U.S. EPA in Montana has results back on six of the bulk samples run on potentially asbestos-contaminated woodchips at former Stimson Lumber site in Libby
Audrey Dixon
LOS ANGELES
,
August 31, 2011
(Forestweb)
–
U.S. Environmental Protection Agency (EPA) officials in Montana have received back results for six of the nine bulk samples they have run on woodchips from the former Stimson Lumber site in Libby to test for asbestos contamination, KAJ News reported on Aug. 31.
Bulk samples of the chips were re-submitted in early August after woodchips at the site, tested using a qualitative method, were found to have an unknown level of contamination.
Now EPA is testing the chips using a quantitative method, to establish the amount of asbestos in the samples. Two of the six samples EPA got back tested positive for asbestos, but according to EPA’s Mike Cirian the levels were very low.

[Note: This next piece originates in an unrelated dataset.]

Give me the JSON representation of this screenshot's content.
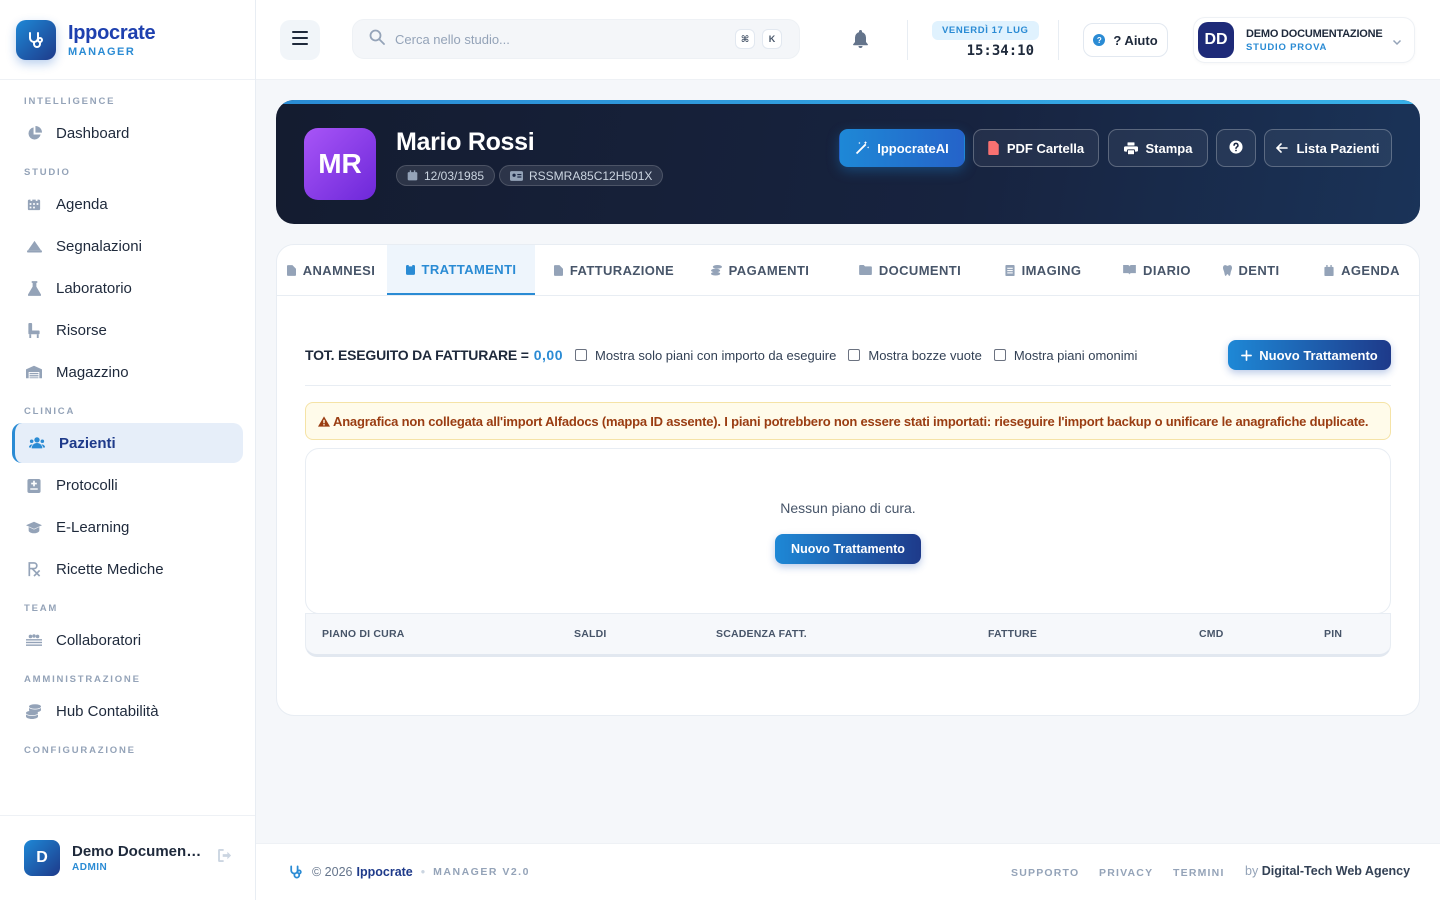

U.S. Sen. Max Baucus asked for an investigation into the contaminated scrap piles at the mothballed sawmill in response to an Associated Press (AP) story last month that described how the woodchips and bark had been widely used as landscaping materials, AP reported on July 19.

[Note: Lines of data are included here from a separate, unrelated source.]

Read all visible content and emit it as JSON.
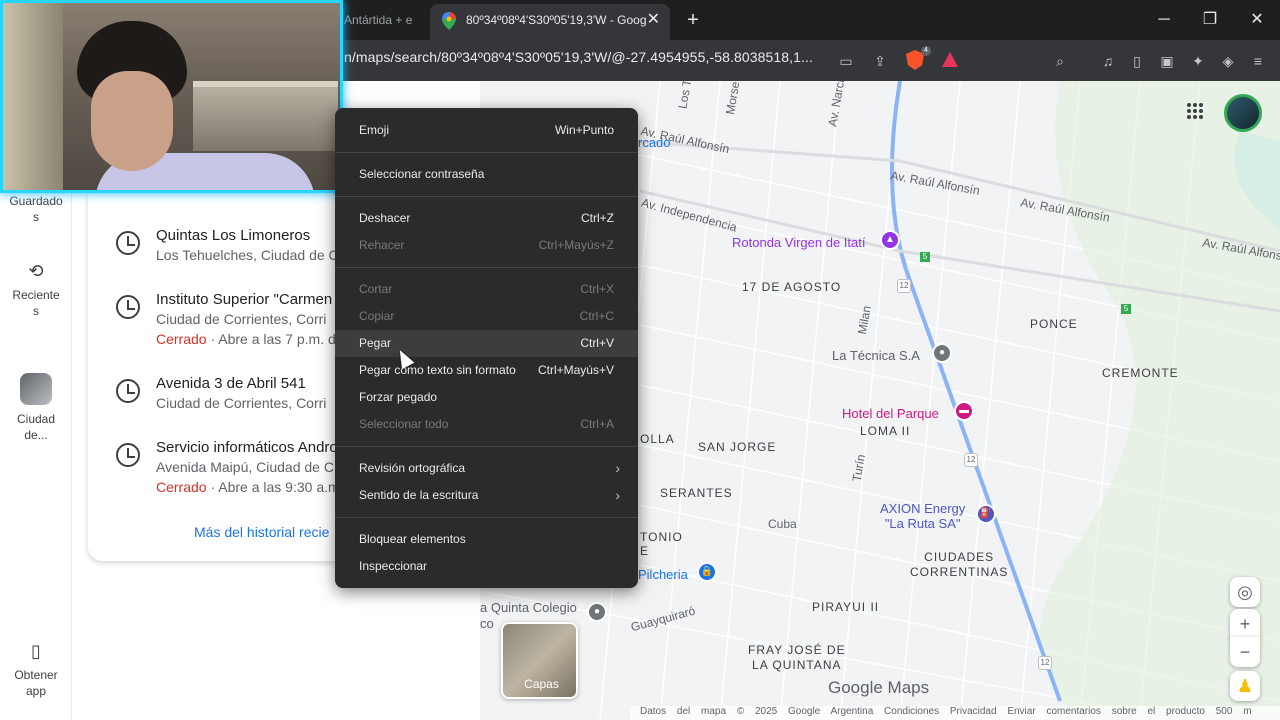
{
  "browser": {
    "tabs": [
      {
        "label": "Antártida + e"
      },
      {
        "label": "80º34º08º4'S30º05'19,3'W - Goog",
        "close": "✕"
      }
    ],
    "new_tab": "+",
    "window": {
      "minimize": "─",
      "restore": "❐",
      "close": "✕"
    },
    "url": "n/maps/search/80º34º08º4'S30º05'19,3'W/@-27.4954955,-58.8038518,1...",
    "brave_badge": "4",
    "accent": "#27d5ff"
  },
  "rail": {
    "items": [
      {
        "label": "Guardado\ns",
        "icon": "bookmark-icon"
      },
      {
        "label": "Reciente\ns",
        "icon": "history-icon"
      },
      {
        "label": "Ciudad\nde...",
        "icon": "city-thumbnail"
      },
      {
        "label": "Obtener\napp",
        "icon": "phone-icon"
      }
    ]
  },
  "history": {
    "items": [
      {
        "title": "Quintas Los Limoneros",
        "subtitle": "Los Tehuelches, Ciudad de C",
        "status_closed": "",
        "status_rest": ""
      },
      {
        "title": "Instituto Superior \"Carmen",
        "subtitle": "Ciudad de Corrientes, Corri",
        "status_closed": "Cerrado",
        "status_rest": " · Abre a las 7 p.m. d"
      },
      {
        "title": "Avenida 3 de Abril 541",
        "subtitle": "Ciudad de Corrientes, Corri",
        "status_closed": "",
        "status_rest": ""
      },
      {
        "title": "Servicio informáticos Andro",
        "subtitle": "Avenida Maipú, Ciudad de C",
        "status_closed": "Cerrado",
        "status_rest": " · Abre a las 9:30 a.m"
      }
    ],
    "more_link": "Más del historial recie"
  },
  "context_menu": {
    "items": [
      {
        "label": "Emoji",
        "shortcut": "Win+Punto",
        "disabled": false
      },
      {
        "label": "Seleccionar contraseña",
        "shortcut": "",
        "disabled": false
      },
      {
        "label": "Deshacer",
        "shortcut": "Ctrl+Z",
        "disabled": false
      },
      {
        "label": "Rehacer",
        "shortcut": "Ctrl+Mayús+Z",
        "disabled": true
      },
      {
        "label": "Cortar",
        "shortcut": "Ctrl+X",
        "disabled": true
      },
      {
        "label": "Copiar",
        "shortcut": "Ctrl+C",
        "disabled": true
      },
      {
        "label": "Pegar",
        "shortcut": "Ctrl+V",
        "disabled": false
      },
      {
        "label": "Pegar como texto sin formato",
        "shortcut": "Ctrl+Mayús+V",
        "disabled": false
      },
      {
        "label": "Forzar pegado",
        "shortcut": "",
        "disabled": false
      },
      {
        "label": "Seleccionar todo",
        "shortcut": "Ctrl+A",
        "disabled": true
      },
      {
        "label": "Revisión ortográfica",
        "shortcut": "›",
        "disabled": false
      },
      {
        "label": "Sentido de la escritura",
        "shortcut": "›",
        "disabled": false
      },
      {
        "label": "Bloquear elementos",
        "shortcut": "",
        "disabled": false
      },
      {
        "label": "Inspeccionar",
        "shortcut": "",
        "disabled": false
      }
    ]
  },
  "map": {
    "streets": [
      "Av. Raúl Alfonsín",
      "Av. Raúl Alfonsín",
      "Av. Raúl Alfonsín",
      "Av. Raúl Alfonsín",
      "Av. Independencia",
      "Milan",
      "Turín",
      "Cuba",
      "Guayquiraró",
      "Los T",
      "Morse",
      "Av. Narcis"
    ],
    "districts": [
      "17 DE AGOSTO",
      "PONCE",
      "CREMONTE",
      "LOMA II",
      "OLLA",
      "SAN JORGE",
      "SERANTES",
      "TONIO",
      "E",
      "CIUDADES\nCORRENTINAS",
      "PIRAYUI II",
      "FRAY JOSÉ DE\nLA QUINTANA"
    ],
    "pois": [
      {
        "name": "Rotonda Virgen de Itatí",
        "color": "#9334e6"
      },
      {
        "name": "La Técnica S.A",
        "color": "#5f6368"
      },
      {
        "name": "Hotel del Parque",
        "color": "#d01884"
      },
      {
        "name": "AXION Energy\n\"La Ruta SA\"",
        "color": "#4e55c6"
      },
      {
        "name": "Pilcheria",
        "color": "#1a73e8"
      },
      {
        "name": "a Quinta Colegio\nco",
        "color": "#5f6368"
      },
      {
        "name": "rcado",
        "color": "#1a73e8"
      }
    ],
    "route_numbers": [
      "12",
      "12",
      "12"
    ],
    "green_markers": [
      "5",
      "5"
    ],
    "layers_label": "Capas",
    "logo": "Google Maps",
    "footer": "Datos del mapa © 2025 Google   Argentina   Condiciones   Privacidad   Enviar comentarios sobre el producto   500 m"
  }
}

In a July 14 letter to Baucus, the EPA admitted it had first found out about the sales through an Oct. 2007 report on asbestos at the mill site, that it had found asbestos in samples from the piles in 2007 but had never established how much. The EPA is acting now to try to evaluate the health risk.
According to the July 19 AP article, Asbestos from a W.R. Grace mine in Libby has killed some 400 people. The prevalence of timber mill scraps around Libby has stoked fears of recontamination notwithstanding a US$370 million government clean up program.
The primary sources of this article are KAJ News, Kalispell, Montana, Aug. 31, 2011, and the Associated Press on July 19, 2011.